12.2 Force Majeure shall also include failures or disruptions affecting third-party providers, including infrastructure, hosting, DNS, security, or cloud service providers, where such failure prevents or materially impairs the performance of the Services. 

12.3 The affected Party shall be relieved from liability and performance obligations for as long as the Force Majeure event continues. Payment obligations for Services already performed shall not be affected. 

12.4 The affected Party shall notify the other Party without undue delay upon becoming aware of a Force Majeure event. 

12.5 IP Dots shall be entitled to suspend performance of the Services for the duration of any Force Majeure event. 

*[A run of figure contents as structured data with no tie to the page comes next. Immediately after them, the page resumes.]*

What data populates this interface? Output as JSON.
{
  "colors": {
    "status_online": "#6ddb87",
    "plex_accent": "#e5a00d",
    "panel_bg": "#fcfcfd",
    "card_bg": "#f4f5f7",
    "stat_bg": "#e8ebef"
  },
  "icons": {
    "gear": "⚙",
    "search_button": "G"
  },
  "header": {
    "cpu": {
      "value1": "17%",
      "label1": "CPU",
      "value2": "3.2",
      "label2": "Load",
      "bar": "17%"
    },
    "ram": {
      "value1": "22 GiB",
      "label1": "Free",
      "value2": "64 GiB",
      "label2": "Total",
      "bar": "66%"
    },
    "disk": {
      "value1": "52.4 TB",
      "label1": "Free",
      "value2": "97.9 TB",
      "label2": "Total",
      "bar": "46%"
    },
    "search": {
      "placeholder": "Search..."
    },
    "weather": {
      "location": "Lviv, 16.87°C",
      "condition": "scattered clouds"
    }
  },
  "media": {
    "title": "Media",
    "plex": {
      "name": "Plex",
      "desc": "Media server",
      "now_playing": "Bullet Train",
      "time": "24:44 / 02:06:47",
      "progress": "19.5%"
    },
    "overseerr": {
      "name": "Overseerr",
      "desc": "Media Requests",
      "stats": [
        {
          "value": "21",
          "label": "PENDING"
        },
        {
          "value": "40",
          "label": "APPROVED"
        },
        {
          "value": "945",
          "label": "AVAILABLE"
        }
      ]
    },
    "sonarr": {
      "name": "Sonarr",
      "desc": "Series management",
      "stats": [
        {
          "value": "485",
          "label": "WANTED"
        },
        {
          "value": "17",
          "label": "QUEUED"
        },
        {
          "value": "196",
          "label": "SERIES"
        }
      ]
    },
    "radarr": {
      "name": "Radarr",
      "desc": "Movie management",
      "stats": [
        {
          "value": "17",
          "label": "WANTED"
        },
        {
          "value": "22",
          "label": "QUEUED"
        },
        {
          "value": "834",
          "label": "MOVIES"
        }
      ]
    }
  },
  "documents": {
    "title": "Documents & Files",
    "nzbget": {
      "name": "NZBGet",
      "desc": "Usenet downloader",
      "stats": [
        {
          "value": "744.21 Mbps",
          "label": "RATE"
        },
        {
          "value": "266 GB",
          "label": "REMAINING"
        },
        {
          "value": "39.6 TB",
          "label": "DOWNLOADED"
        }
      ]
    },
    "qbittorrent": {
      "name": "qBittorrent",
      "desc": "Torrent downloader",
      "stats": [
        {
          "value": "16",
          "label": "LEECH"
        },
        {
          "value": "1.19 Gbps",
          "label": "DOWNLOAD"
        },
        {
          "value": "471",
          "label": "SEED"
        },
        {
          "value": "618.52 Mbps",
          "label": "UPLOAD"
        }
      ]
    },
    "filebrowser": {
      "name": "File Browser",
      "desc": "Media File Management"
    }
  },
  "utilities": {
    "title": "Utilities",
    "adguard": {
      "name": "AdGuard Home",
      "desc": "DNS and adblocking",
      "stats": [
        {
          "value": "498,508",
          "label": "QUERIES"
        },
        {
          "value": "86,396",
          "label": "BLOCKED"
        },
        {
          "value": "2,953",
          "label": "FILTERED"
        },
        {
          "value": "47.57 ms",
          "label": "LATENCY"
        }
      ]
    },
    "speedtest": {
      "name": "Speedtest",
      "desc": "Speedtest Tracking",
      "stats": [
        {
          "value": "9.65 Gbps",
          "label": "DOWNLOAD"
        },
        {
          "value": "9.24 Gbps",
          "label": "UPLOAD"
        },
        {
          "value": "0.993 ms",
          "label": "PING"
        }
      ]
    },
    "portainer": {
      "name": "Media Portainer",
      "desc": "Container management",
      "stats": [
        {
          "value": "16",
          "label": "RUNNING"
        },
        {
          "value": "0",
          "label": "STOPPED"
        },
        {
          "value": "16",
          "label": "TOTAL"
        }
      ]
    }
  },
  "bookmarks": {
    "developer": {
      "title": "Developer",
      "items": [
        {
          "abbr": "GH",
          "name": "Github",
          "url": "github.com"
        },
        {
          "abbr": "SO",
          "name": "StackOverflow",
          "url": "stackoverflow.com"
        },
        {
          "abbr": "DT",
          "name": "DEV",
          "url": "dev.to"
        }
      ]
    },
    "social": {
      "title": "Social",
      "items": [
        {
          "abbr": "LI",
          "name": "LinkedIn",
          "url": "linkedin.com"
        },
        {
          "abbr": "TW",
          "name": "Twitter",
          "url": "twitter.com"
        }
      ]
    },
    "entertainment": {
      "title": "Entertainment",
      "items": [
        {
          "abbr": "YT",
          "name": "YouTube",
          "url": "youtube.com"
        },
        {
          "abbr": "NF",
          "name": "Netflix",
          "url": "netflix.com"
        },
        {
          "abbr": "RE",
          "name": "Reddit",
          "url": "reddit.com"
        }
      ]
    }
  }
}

12.6 If a Force Majeure event continues for more than two (2) months, either Party may terminate the affected Service Agreement with immediate effect. 

12.7 This is without prejudice to IP Dots’ right to charge interest and pursue collection of outstanding amounts in accordance with applicable law. 

13. Notices 

13.1 Notices must be in writing and sent by email, courier, or registered mail. 

13.2 Notices are deemed received upon successful transmission by email (no bounce-back) or confirmed delivery for physical methods. 

13.3 Each Party shall keep its contact details updated. 

13.4 Only authorized representatives may issue valid notices. 

13.5 The Client is responsible for ensuring IP Dots receives relevant communications.

14. Assignment and Receivables

14.1 IP Dots may assign or transfer its right to receive payment under any Service Agreement, including for financing or factoring purposes. 

14.2 Service Agreements may not otherwise be transferred without prior written consent of the other Party. 

15. Governing Law and Disputes 

15.1 These Terms and any Service Agreement shall be governed by Danish law. 

15.2 Any dispute shall first be attempted resolved amicably. 

15.3 Failing amicable resolution, disputes shall be settled by the City Court of Copenhagen (Københavns Byret).